Hey! Ryan here from WPScan. Great video. Just something to note that wasn't mentioned is that Chrome and other browsers will soon be enabling "SameSite=Lax" cookies by default, which will prevent most CSRF attacks in modern web browsers, when they implement it by default. Nonces should absolutely still be used of course, but the risk of a CSRF attack should also be reduced when web browsers implement SameSite by default.
How to get NOnce for Headless WordPress? Custom endpoint i.e with REST API? And if yes then should we secure the Nonce endpoint by checking like current_user_can() or should just let it be without any checks?
Always love how you dig deeper into WP more than the average channel! Check out the function check_ajax_referer() (developer.wordpress.org/reference/functions/check_ajax_referer/). It pretty much does what you built, but with a simple function call. It's super handy.
What happens if user open this form as not logged in state and then login in another tab, return to first tab and submit the form?

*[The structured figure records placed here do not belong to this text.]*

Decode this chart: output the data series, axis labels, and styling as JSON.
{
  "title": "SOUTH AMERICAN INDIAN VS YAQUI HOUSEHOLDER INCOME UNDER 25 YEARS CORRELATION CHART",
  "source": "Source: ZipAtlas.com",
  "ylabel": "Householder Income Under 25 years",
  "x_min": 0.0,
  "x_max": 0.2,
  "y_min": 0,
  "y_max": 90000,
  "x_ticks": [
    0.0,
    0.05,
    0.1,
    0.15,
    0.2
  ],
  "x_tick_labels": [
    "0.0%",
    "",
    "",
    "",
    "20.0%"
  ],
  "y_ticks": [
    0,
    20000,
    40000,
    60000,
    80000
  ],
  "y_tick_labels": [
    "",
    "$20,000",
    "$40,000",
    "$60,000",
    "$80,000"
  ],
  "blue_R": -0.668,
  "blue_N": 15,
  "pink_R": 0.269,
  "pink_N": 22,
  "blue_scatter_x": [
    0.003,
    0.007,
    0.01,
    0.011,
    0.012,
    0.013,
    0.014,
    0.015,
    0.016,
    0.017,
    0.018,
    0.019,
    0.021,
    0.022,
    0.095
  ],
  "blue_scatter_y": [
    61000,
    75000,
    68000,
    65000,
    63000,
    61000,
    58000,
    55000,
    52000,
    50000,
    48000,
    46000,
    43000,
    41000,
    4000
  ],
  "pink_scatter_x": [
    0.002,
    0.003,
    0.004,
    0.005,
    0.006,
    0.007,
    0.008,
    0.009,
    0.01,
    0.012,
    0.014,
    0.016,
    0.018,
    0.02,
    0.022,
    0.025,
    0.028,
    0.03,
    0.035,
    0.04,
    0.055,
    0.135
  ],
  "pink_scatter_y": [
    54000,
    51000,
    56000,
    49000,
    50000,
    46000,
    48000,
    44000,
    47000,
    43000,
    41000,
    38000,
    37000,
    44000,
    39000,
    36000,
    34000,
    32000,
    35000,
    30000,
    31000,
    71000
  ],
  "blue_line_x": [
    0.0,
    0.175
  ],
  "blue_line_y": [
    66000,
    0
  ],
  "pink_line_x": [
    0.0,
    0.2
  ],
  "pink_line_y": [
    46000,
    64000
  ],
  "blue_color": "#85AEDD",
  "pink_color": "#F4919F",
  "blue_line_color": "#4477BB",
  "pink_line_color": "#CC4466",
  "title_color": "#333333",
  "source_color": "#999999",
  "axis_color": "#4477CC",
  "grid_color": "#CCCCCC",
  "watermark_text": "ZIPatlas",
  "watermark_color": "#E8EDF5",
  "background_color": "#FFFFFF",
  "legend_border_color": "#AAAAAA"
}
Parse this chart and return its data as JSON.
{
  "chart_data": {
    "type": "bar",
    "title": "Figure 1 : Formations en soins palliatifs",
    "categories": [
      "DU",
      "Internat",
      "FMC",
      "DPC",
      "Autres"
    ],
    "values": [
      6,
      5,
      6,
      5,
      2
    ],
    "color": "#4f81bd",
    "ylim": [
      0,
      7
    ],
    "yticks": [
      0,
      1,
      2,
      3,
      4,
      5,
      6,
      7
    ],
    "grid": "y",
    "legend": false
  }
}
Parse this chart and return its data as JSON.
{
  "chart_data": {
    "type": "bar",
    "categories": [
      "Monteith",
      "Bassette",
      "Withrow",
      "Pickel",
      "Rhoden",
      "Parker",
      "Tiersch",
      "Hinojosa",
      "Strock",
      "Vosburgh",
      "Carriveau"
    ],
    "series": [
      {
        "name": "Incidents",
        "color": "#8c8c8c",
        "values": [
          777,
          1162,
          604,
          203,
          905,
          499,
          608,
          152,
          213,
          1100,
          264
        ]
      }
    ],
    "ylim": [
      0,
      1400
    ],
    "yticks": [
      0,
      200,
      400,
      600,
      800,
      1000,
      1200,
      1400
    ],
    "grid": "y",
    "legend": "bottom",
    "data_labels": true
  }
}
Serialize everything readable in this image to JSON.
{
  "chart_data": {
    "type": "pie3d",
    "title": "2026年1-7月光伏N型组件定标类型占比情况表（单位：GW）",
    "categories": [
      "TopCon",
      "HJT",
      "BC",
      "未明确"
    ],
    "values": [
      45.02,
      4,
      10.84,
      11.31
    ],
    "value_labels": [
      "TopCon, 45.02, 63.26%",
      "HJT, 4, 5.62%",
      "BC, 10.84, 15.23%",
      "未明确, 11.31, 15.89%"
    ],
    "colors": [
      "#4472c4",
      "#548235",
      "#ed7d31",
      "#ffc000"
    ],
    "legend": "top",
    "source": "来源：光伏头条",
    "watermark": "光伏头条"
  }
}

Nonce error happens. Why? how to deal with that situation?
I don't understand it. Because the nonce filed is a hidden field. Evey when bot submit the request still isset return true and query get executed. ????
Note that the nonces are unique to the current user's session, so if a user logs in or out asynchronously any nonces on the page will no longer be valid. codex.wordpress.org/WordPress_Nonces
Nonces are to stop replay attacks, they are to help ensuring that a request was made from a valid source and that the request is only run only once and that the primed request can expire if the user fails to submit. Nonces are basically useless on forms that don't require user authentication.